The beekeeper invested, say, $1,000 in the weekend. If she returns with a Chinese grafting tool, snagged as a door prize – is that a return on investment? If she returns with the correct ingredients, say glycerin & oxalic acid, the correct ingredient mixing equipment, a contact for the correct size and absorbent sponge capacity – and application instructions to control Varroa destructor in her outfit – and how to safely transport 5,000 doses from shop to bee-yard -is THAT a good time investment?

When her Winter losses drop from 30% to 15%, that is a measurable return on investment.

In 1999, Apimondia was held in Vancouver, British Columbia. I have the commemorative hive tool. I’m not sure it was funds well invested. I can’t tell you a single thing about the products or machinery displayed. Can’t remember a single talk by a single speaker; apologies to readers who presented. What I do recall was a big brute of a guy seated in a lounge chair in the hallway. He was old, and bent like a beekeeper. It was Jim Powers. Jim, his brother Carl, and his father Irvin Francis Powers were beekeeping innovators. Jim had retired. Jim Powers was instrumental in the Miller family beekeeping success.

Jim Powers did not attend Apimondia to glean a return on investment – he had no ROI expectation. His decision to spend time attending Apimondia was to enjoy refreshing and renewing friendships made across the globe. Jim may be the only Harvard Business School – Small Business Management School graduate beekeeping ever produced. His was a life full of experiences and for me, spending time with Jim Powers produced a large ROI.

In 2017, my son, Jason was selected for Class #47 of the California Ag Leadership Program. Twenty-four emerging agricultural leaders are annually chosen from across California to participate. The commitment, for participants was 40 days of 2017 attending Ag Leadership events: International travel; presentations from financial, agricultural, scientific, governmental, mechanical, chemical, genetics and supply-chain experts. Leadership at Miller Honey knew the time invested would equal a big ROI on Jason’s career arc – and Miller Honey’s fifth generation of ownership is better prepared for emerging opportunities and challenges.

Everyone gets the same 24 hours, every day. The top ten outfits, the top ten operators, the top ten clubs, the top ten Bee Associations – all those leaders and members get the same 24 hours every day. The challenges and the solutions to a big change now underway in beekeeping involves how we spend our time and how we invest our hours.
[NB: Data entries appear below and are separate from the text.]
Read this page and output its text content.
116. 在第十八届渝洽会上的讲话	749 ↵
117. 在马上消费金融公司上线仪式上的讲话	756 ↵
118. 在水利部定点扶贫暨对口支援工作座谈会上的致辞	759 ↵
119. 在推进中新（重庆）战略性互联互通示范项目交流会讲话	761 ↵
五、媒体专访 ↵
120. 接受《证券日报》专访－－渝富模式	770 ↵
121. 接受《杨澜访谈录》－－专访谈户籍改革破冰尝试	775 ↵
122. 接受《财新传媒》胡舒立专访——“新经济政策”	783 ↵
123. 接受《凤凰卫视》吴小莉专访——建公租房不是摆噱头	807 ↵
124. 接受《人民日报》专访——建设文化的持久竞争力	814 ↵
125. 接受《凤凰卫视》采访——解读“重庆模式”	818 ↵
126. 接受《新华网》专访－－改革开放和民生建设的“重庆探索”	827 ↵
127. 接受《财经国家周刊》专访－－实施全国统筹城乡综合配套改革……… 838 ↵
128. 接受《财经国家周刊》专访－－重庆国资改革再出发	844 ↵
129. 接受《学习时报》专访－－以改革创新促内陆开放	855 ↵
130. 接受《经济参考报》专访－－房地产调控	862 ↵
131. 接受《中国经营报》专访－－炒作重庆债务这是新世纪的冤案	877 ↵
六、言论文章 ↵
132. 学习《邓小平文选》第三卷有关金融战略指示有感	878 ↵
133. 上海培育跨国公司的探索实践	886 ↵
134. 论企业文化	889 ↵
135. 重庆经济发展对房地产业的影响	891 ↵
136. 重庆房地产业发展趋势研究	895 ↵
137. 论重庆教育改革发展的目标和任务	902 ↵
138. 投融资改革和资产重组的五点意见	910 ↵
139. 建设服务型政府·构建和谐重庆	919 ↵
Analytics. I’m not wandering here – the above examples I hope illustrate how the past informs the future. We don’t keep data the way we used to. Big, wonky bee boards give way to bilingual Cloud data storage retrievable in the field. Advantage: Analytics. Ten years ago, analytics upended professional sports. In 2022, with analytics, beekeepers can access real time data from distant beehives; anticipating needs without sending a crew to see when bees need supering/requeening/control materials/moving – imagine the possibilities of a device communicating from the bee yard to the operator – say hundreds of bee yards – or hundreds of paid pollination sites – in multiple crops – in multiple states – sampling tens of thousands of beehives.

This will be a messy process – several devices are now in development. The competition to optimize analytics is fierce. Actual money is being invested. The software to run these devices will rapidly improve. A beekeeper, a club, an Association; the vendors will all invest time, a precious commodity in development and refinement.

Beekeeping Analytics have arrived. Spend some time on a good investment.